Cowra at the forefront of increasing popularity of Aussie beef

DPI senior principal research scientist, David Hopkins with students from the prestigious Shandong Agricultural University in China.

DPI senior principal research scientist, David Hopkins with students from the prestigious Shandong Agricultural University in China.

A visit to Cowra on February 24 will continue the push to increase the popularity of Australian beef in the Chinese market.

A new agreement between the Department of Primary Industries (DPI) and a major Asian agricultural university to boost demand for Australian beef in China will be cemented during the visit by Chinese scientists.

Australian beef sales to China surged six-fold in three years to a record $917 million in 2015, data from Meat & Livestock Australia show.

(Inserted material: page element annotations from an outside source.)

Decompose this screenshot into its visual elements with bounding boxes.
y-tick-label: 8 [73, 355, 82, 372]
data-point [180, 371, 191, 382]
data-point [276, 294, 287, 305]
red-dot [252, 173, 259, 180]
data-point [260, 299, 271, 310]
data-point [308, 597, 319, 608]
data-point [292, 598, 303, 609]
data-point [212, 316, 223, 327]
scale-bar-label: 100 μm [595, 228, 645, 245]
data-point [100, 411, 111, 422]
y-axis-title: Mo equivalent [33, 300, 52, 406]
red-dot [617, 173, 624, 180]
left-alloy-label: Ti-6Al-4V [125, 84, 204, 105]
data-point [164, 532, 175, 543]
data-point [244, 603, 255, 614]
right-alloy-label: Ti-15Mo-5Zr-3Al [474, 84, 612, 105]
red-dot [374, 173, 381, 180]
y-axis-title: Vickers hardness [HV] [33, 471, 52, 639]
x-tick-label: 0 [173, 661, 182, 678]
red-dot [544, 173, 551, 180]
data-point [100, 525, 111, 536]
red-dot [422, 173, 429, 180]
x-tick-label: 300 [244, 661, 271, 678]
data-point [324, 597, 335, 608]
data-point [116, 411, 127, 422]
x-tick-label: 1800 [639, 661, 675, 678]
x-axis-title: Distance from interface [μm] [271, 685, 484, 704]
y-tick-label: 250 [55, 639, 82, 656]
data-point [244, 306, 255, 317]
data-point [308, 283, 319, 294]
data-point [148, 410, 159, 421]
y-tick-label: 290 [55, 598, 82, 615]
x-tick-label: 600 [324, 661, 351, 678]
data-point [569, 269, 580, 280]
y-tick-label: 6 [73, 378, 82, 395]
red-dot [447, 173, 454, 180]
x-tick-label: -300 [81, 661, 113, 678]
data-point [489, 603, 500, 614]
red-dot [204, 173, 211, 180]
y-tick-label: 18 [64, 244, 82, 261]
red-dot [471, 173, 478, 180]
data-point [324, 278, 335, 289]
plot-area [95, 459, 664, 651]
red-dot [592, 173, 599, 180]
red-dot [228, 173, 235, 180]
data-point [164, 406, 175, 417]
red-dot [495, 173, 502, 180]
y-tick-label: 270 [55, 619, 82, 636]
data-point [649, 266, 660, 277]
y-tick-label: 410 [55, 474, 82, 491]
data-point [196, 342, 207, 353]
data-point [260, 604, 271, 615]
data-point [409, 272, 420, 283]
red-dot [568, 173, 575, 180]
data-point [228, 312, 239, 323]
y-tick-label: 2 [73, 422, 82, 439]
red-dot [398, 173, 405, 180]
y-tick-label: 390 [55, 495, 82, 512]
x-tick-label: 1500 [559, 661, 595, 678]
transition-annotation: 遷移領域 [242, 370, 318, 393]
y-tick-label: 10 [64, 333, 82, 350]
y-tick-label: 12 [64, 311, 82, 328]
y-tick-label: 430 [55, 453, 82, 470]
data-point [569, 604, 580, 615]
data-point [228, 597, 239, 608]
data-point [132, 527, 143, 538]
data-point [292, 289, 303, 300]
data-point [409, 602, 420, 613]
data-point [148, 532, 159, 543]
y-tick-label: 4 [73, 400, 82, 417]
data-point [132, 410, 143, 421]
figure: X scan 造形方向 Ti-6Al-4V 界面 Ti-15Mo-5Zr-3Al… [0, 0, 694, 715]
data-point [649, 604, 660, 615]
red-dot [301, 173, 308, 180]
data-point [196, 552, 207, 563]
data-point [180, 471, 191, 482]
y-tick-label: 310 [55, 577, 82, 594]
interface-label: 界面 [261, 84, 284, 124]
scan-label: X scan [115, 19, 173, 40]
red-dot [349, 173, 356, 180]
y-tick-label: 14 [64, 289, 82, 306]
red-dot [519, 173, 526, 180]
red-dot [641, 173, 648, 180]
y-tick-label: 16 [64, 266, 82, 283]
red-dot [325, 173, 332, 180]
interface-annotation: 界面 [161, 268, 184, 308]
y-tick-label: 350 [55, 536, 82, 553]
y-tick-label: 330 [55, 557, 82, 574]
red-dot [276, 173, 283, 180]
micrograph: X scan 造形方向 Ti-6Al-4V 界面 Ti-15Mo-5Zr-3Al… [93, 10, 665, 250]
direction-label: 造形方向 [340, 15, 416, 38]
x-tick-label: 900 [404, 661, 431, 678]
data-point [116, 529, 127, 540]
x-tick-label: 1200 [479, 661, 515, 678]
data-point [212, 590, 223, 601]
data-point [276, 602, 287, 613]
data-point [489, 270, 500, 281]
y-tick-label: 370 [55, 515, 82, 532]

DPI senior principal research scientist, David Hopkins, who is based in Cowra, said Dr Yimin Zhang from the prestigious Shandong Agricultural University (SDAU) will be working on joint research projects to deliver beef into the Chinese market.

“Dr Zhang will work with local researchers to identify how Australian beef can meet Chinese market preferences and encourage growth in demand for Australian beef,” Dr Hopkins said.

“DPI established a fertile relationship with the university in 2014 when SDAU funded a twelve month placement for Dr Yanwei Mao to gain new skills in experimental design, laboratory work and data analysis.

“That placement, here at the DPI Centre for Red Meat and Sheep Development in Cowra, led to published research, which clearly showed that demand for beef and sheep meat will continue to grow in China.”

Now the aim is to build on these initial findings by uncovering new insights and better ways for Australian producers and processors to deliver meat products into Chinese markets.

The relationship between DPI and SDAU has been formalised in a memorandum of understanding and the appointment of Dr Hopkins as adjunct professor at SDAU.

"Australian red meat is the best in the world, and China has a lot to learn in terms of beef quality," Dr Mao said during his visit to Cowra in 2015.

"As part of my studies and research, I want to learn how to improve meat quality and tenderness, and then take that knowledge with me back to China to work on reinventing our meat industry,” he told the Cowra Guardian.